Cinq fraudeurs originaires de Bulgarie ont été accusés jeudi au palais de justice de Québec d'avoir orchestré un vaste système de clonage de cartes de débit dans les guichets automatiques et causé des pertes de plus d'un million de dollars.
Le réseau avait mis au point un système qui lui a permis d'écumer les banques de la province durant trois ans sans se faire prendre.
L'un des membres du groupe commençait par insérer une carte factice dans la bouche du guichet automatique afin d'y installer une «barrette». Ce dispositif enregistre les informations inscrites sur les bandes magnétiques des cartes de débit.
Une caméra, grosse comme une pièce d'un dollar, était aussi installée au-dessus du guichet pour capter le NIP lorsque le client le composait.
Le fraudeur laissait le dispositif durant quelques heures et repartait ensuite avec son matériel.
Les informations extraites servaient à fabriquer de nouvelles cartes. «Ils envoyaient les cartes ou les données et c'était utilisé partout dans le monde, surtout où il n'y a pas encore la carte à puce», explique la procureure de la Couronne, Me Nathalie Chouinard.
À travers la province
Les premiers clonages ont eu lieu à Québec, mais, rapidement, le dossier a été transféré à la Sûreté du Québec, puisque 193 guichets partout en province ont été visités par les fraudeurs. Ils auraient causé des pertes de plus d'un million de dollars aux institutions financières.
Les membres du réseau, des résidents des Laurentides pour la plupart, ont été coincés après des mois d'enquête grâce, notamment, aux images des caméras de surveillance des banques.

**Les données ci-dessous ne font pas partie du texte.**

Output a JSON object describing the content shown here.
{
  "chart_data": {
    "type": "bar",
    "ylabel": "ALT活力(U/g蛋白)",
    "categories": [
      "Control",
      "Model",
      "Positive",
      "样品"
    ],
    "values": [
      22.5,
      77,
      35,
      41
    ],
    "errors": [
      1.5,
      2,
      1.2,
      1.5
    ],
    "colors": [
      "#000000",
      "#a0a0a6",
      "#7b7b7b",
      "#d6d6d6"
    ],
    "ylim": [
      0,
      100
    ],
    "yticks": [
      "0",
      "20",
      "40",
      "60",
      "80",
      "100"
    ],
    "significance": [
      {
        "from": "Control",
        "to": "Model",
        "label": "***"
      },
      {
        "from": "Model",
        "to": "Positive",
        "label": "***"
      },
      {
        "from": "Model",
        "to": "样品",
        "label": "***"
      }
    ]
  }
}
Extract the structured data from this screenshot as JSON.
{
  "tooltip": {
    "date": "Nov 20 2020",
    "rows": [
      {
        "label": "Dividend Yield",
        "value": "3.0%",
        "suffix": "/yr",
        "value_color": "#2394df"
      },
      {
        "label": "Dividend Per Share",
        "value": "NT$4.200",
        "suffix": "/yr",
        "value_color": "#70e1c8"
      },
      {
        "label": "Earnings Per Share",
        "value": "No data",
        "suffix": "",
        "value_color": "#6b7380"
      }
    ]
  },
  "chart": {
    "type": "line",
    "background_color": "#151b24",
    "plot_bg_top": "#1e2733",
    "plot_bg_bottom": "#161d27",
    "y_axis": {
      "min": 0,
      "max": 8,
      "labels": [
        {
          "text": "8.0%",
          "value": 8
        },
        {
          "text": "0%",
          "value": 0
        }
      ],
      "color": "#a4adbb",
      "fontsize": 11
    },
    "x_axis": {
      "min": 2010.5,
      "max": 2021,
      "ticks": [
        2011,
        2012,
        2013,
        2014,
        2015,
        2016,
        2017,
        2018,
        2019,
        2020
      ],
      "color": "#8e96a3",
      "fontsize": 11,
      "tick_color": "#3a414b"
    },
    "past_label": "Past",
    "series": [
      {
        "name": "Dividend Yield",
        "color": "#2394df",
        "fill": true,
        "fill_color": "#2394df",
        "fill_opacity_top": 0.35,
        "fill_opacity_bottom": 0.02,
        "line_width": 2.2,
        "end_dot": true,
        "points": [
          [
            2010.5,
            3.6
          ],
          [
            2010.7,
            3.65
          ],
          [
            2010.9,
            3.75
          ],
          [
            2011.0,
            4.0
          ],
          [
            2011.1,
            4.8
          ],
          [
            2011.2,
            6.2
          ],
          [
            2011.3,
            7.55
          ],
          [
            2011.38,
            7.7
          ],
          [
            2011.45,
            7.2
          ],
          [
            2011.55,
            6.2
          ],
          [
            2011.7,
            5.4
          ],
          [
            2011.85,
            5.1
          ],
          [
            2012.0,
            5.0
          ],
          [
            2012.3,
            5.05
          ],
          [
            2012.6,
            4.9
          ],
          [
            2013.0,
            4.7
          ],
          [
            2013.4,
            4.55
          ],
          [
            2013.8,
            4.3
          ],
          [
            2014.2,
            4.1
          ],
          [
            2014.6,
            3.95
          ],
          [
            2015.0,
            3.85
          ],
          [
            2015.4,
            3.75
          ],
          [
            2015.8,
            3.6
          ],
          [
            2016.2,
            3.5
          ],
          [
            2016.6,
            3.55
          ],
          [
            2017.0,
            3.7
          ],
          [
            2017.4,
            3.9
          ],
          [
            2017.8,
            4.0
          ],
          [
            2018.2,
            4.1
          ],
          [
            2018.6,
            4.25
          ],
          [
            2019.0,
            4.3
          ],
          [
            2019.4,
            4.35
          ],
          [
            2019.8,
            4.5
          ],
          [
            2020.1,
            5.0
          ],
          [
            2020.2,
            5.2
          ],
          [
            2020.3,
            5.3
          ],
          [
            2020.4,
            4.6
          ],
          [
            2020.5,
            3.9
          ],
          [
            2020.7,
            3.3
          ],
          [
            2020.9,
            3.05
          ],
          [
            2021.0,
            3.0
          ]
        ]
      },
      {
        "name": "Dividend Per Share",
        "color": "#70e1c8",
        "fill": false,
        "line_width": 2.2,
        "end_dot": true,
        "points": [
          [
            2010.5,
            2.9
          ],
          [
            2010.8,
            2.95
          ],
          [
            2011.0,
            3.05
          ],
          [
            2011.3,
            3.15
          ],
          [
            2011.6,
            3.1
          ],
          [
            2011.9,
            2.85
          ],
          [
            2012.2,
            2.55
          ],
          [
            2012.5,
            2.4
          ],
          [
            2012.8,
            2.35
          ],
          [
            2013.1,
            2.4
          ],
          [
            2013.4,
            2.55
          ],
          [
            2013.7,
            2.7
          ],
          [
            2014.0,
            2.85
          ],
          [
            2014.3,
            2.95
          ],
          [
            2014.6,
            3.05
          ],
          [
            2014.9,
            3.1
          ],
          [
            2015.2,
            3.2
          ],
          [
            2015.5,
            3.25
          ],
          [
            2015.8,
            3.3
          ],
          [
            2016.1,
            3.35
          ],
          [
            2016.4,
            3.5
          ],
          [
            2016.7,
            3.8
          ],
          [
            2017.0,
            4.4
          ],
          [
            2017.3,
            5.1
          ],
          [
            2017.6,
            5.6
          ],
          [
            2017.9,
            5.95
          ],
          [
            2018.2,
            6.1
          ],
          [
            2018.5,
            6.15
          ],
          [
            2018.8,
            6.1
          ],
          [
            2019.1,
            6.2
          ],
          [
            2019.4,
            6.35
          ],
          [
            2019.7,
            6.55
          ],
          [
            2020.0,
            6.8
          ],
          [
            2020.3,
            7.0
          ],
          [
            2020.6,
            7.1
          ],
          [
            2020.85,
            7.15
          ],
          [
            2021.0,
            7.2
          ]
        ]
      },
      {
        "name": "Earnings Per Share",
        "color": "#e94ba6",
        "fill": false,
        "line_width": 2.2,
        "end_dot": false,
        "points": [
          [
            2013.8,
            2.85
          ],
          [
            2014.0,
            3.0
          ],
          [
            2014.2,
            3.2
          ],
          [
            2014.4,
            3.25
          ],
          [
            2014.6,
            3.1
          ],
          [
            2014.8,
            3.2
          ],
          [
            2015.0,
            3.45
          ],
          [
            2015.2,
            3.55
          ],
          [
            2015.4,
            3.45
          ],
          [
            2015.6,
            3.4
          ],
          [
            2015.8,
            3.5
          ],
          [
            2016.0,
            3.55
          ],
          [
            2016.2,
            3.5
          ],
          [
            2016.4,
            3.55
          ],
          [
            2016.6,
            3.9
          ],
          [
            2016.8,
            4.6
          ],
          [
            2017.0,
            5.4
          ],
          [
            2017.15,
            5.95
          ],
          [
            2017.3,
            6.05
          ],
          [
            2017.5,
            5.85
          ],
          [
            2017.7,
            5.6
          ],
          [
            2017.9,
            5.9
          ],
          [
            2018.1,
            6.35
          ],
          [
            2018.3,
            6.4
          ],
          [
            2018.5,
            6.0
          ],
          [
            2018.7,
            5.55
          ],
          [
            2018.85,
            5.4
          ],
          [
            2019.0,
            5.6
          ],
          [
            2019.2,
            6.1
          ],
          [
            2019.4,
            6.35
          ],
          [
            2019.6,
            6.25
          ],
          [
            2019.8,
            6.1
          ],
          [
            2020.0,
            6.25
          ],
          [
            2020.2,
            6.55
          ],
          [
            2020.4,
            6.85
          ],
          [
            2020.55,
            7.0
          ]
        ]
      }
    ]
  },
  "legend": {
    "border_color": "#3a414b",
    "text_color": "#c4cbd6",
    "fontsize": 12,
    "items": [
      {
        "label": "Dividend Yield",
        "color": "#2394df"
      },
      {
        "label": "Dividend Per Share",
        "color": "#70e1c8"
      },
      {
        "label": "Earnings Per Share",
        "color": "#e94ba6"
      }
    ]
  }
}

Vassilina Dimitrova, la conjointe de la tête dirigeante Martin-Antonov Kouzov, a choisi de plaider coupable dès sa comparution. La femme a pu reprendre sa liberté en attendant sa sentence.
Deux autres accusés, Valentin Borisov et Iren-Vasilev Atanasov, ont aussi été libérés après avoir déposé 10 000 $.
Martin-Antonov Kouzov et Borislav Petrov ont reporté leur enquête sous cautionnement à mercredi.
Les membres du réseau ont été accusés de fraude, trafic de données, possession d'instrument et possession de données.
Complices en Bulgarie
Trois autres complices, Konstantin Sirakov, Stefan Stefanov et Vencislav Gigov, seraient retournés en Bulgarie avant la frappe policière de la semaine dernière.